Denis Kugonza Kateeba, Commissioner Domestic Taxes at URA
Uganda Revenue Authority (URA) has revealed that it collected only UGX16.476Trn in revenue from July to December 2025, against the projected target of UGX17.5Trn.
Denis Kugonza Kateeba, Commissioner Domestic Taxes at URA made the revelation recently while presenting the 2026/27 National Budget Framework Paper, before Parliament’s Finance Committee.
He blamed the low revenue collections on disruptions from electoral activities.
“The total revenue collection was UGX16.476Trn against a target of UGX17.5Trn, registering a performance of 94.09%. This was due to the second quarter interruptions of the elections which have been ongoing going on where URA slowed down some activities to allow the political parties to mobilise their citizens and also the economy. Some taxpayers slowed down on their activities and we are confident that in the coming cycle, this new cycle of January to June, we shall recover rapidly and recover all the deficit,” Kugonza said.
During the interface, URA informed Parliament on a number of activities undertaken to boost recovery of tax arrears through several legal services, noting that such efforts contributed recovery of UGX186Bn from arrears management and through alternative dispute resolution, where cases completed saw URA realize revenue to a tune of UGX274Bn.
He added that through Customs enforcement operations carried out between July to December 2025, UGX41Bn was recovered against the target of UGX61Bn, but the dismal performance was also attributed to the electoral activities that saw URA slow down enforcement operations as the citizens were being mobilised for taxation.
In the coming 2026/27 national budget, URA has been allocated UGX877.296Bn, a project that is not different from the 2025/26 national budget, and of this, UGX400.258Bn will go towards payment of wages, while UGX412.250Bn will cater for non-wages and UGX64.788Bn is earmarked for development.
URA adds that efforts will be put on increasing compliance and increasing revenue growth and to achieve this, several measures like implementing authentic dispute resolution mechanisms to fast track recovery of taxes so to avoid clogging the position system, the courts with tax matters where they can be resolved under dispute resolution, as well as boosting capacity of staff through trainings.

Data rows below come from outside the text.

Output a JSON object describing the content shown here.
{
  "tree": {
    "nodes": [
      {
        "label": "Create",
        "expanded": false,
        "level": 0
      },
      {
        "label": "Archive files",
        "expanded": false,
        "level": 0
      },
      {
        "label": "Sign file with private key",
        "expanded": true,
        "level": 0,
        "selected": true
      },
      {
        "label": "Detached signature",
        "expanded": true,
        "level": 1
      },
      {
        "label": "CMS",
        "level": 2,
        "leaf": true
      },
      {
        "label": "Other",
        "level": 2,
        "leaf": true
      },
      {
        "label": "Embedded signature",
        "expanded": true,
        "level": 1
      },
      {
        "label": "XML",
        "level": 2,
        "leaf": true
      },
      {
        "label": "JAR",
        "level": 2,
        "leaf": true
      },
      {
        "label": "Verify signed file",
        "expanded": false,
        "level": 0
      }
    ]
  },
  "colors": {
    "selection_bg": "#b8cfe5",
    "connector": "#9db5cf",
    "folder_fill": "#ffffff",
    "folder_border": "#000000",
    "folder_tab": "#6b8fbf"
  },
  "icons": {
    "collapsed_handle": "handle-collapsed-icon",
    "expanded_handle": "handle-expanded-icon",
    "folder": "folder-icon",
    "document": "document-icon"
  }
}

“We are operationalising the tax academy, competence-based programmes and change management. Chair has highlighted, we have increased the number of staff, we have recruited, they need capacity building and it is cost effective to be trained through our tax academy where we have competencies and within the confines of the tax programmes. We are preparing the petroleum oil and gas solutions. We’re expecting oil to start flowing but this is the next financial year, the end of the calendar year and we need to prepare adequately so that when the oil revenue comes, we have a system which can manage it,” Kugonza said.
URA defended the selection of its priority areas citing a number of challenges it is facing including increased smuggling of goods due to various tax rates with other agencies, growing informal sector that is hard to reach and not registered in the tax register and increased loss of competent staff to other institutions and private sector.